平たい腹を撫で上げ、乳房を揺らし、喉元を引っ掻く。蛍光色の一滴が、爬虫類じみた肌の上を滑り落ちていった。

「せいぜい後悔するがいいわ。……何もかもを」

そう言って、エリザの頬にぴたりと手を押し当てるクイーンの声は低い。
そこには先程までの燃え滾るような乱暴さに変わってどこか戸惑うような響きがこもっていた。
何に戸惑っているのかなんて、もう自分にも分からない。

だんまりを決め込んでいたエリザの喉が久しく音を奏でたので、はっとしたクイーンは思わず拘束の力を緩めてしまった。
灰色の腕が伸びてくる。頬を包み込む両手はいつかのように生暖かく、不思議な感触がした。

「生憎だけど」と彼女は言う。「後悔なんて時間の無駄でしかないこと、私はしない」

クイーンが覚えている限り、エリザの声はいつでも無感動であった。不機嫌な時でさえ決して声を荒げることはなく、いつでも冷ややかな温度を保っていた。
だから、初めてだった——こんなに柔らかな声を聞いたのは。

長い尻尾から今度こそ力が抜けて、エリザは軽やかに床に降り立った。
乱れた着衣もそのままに、彼女がまず探したのは先程投げ捨てられたマスク。拾い上げ、特に問題はなさそうだと表面の埃を払う。
それを見守るクイーンはもうエリザを捕まえようとはしなかったし、エリザも警戒のそぶりすら見せなかった。

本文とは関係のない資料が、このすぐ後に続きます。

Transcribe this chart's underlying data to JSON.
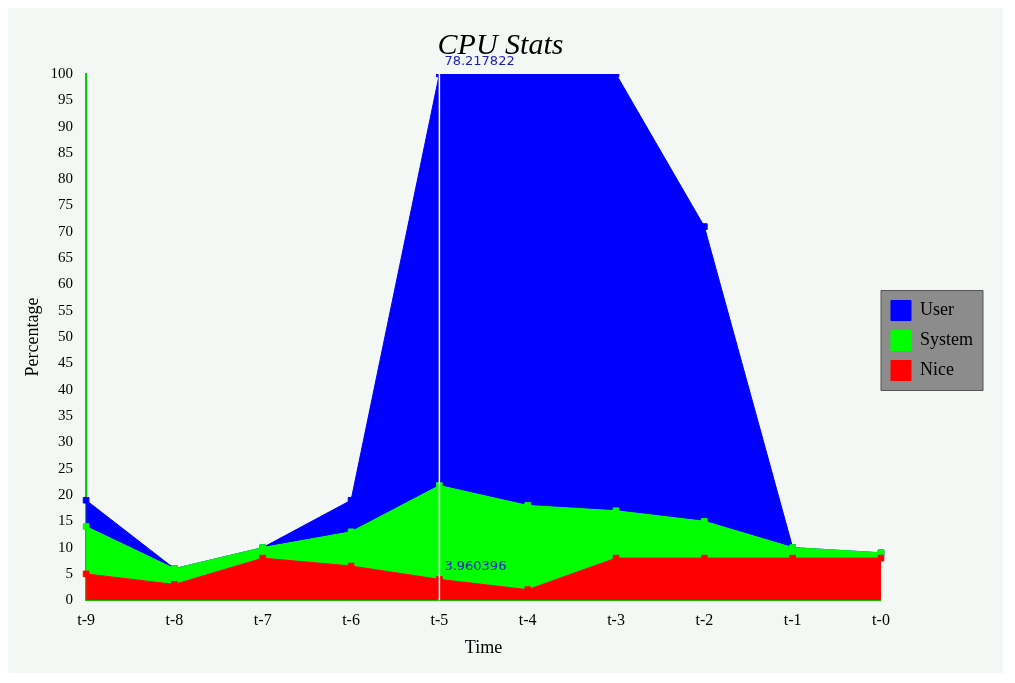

しばらくの間、二人は黙って視線を交わし合っていた。音の無い暗い部屋、まるでこの空間だけ時が止まってしまったかのように。
姿形のまるで違う二人が敵意も恐れもなく見つめ合うその様は、はたから見れば異様ですらあるかもしれない。

やがてふっと息をついたのはエリザの方だった。
もはや振り返ることもないその背中が戸口に達したその時、鎖に繋がれたクイーンは早口に訊いた。

「貴様の名前を知らない」
「名前……?」

思わず振り向き、相手をじっと見る。眼の無い顔がふいと逸れた。
その横顔に向かってエリザは一度は口を開きかけたものの、すぐに思い直したように首を振ると、何も言わずに部屋を出た。
閉じた扉に背を向けて廊下を歩き出す。乱れた装甲を整え、マスクを着け直して、一度も見返ることなく彼女は去った。
明日にはからっぽになる、P-45k番の世界から。

「そんな慰めは必要ない。私にも、お前にもね、……小娘」

——どうせもう二度と会うことは叶わないのだから。